Auch auf dem Weg zur Klimaneutralität ist das Unternehmen nach eigenem Bekunden in den letzten Jahren weitergekommen: Das Ziel, die Emissionen am Standort bis 2030 verglichen mit 2016 um 59 Prozent zu reduzieren, werde man voraussichtlich schon 2025 erreichen. In den nächsten Jahren richten sich die Anstrengungen nun vor allem auf Einsparungen bei Verpackungen und Transporten.
PET-Kreislauf muss geschlossen werden
Sorgen machen Roel Annega indessen offene Fragen beim Thema Recycling-PET. Europaweit gilt das Ziel, bis 2040 bei der Herstellung von Kunststoffflaschen mindestens 65 Prozent Rezyklat einzusetzen. Dieses Ziel sei nicht zu erreichen, solange nicht deutlich mehr benutzte Einwegflaschen in den Kreislauf zurückkehrten. Doch diese gehen mit der Leergutrückgabe in den Besitz des Handels über und können von ihm als Rohstoff weiterverkauft werden – auch an andere Branchen.

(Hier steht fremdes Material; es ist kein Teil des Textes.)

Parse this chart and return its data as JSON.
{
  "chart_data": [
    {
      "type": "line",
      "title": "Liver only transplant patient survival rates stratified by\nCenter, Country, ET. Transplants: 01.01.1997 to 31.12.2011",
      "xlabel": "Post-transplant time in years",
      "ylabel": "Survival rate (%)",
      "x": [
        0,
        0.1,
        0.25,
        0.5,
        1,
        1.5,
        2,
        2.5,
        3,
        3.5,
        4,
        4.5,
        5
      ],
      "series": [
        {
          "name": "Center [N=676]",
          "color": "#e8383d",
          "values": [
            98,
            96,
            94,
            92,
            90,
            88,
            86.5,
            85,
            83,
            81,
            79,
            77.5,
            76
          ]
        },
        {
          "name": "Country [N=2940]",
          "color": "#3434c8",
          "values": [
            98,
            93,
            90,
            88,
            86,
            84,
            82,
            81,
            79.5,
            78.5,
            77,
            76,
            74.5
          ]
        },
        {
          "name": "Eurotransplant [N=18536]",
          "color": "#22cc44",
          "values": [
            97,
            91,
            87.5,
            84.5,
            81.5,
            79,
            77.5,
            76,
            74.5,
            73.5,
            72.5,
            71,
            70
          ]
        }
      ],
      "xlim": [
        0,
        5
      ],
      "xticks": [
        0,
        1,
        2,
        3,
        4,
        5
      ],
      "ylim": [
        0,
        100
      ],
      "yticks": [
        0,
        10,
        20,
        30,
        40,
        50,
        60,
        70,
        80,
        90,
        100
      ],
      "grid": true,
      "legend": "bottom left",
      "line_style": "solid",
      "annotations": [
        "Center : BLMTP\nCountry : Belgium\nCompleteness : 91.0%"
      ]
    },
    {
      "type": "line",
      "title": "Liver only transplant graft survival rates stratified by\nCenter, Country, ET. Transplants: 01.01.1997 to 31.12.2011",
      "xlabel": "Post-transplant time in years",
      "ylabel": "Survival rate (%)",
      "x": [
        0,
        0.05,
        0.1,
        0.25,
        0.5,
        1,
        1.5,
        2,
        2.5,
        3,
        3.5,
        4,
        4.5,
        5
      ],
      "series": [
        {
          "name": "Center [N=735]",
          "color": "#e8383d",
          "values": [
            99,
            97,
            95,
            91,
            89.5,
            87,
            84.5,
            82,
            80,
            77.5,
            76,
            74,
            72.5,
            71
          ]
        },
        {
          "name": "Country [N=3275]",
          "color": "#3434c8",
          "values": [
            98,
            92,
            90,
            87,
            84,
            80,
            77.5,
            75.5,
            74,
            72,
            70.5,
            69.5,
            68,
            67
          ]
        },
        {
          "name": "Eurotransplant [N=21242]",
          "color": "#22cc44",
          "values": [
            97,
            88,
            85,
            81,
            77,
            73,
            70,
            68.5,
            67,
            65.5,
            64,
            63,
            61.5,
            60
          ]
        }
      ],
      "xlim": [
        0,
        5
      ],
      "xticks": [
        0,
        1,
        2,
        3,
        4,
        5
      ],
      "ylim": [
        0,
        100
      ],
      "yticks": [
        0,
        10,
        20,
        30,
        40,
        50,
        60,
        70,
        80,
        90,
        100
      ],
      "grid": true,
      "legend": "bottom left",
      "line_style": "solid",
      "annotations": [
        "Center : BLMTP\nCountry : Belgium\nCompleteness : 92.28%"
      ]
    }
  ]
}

Laut der Gesellschaft für Verpackungsmarktforschung (GVM) werden dadurch nur 37,7 Prozent des R-PETs für neue Getränkeflaschen genutzt. Der konsequente nächste Schritt müsse sein, das hochwertige, lebensmitteltaugliche R-PET wieder in vollem Umfang für die Herstellung neuer PET-Flaschen verfügbar zu machen. „Wir engagieren uns mit Nachdruck dafür, dass die Politik die Rahmenbedingungen für geschlossene PET-Kreisläufe schafft, so Annega abschließend.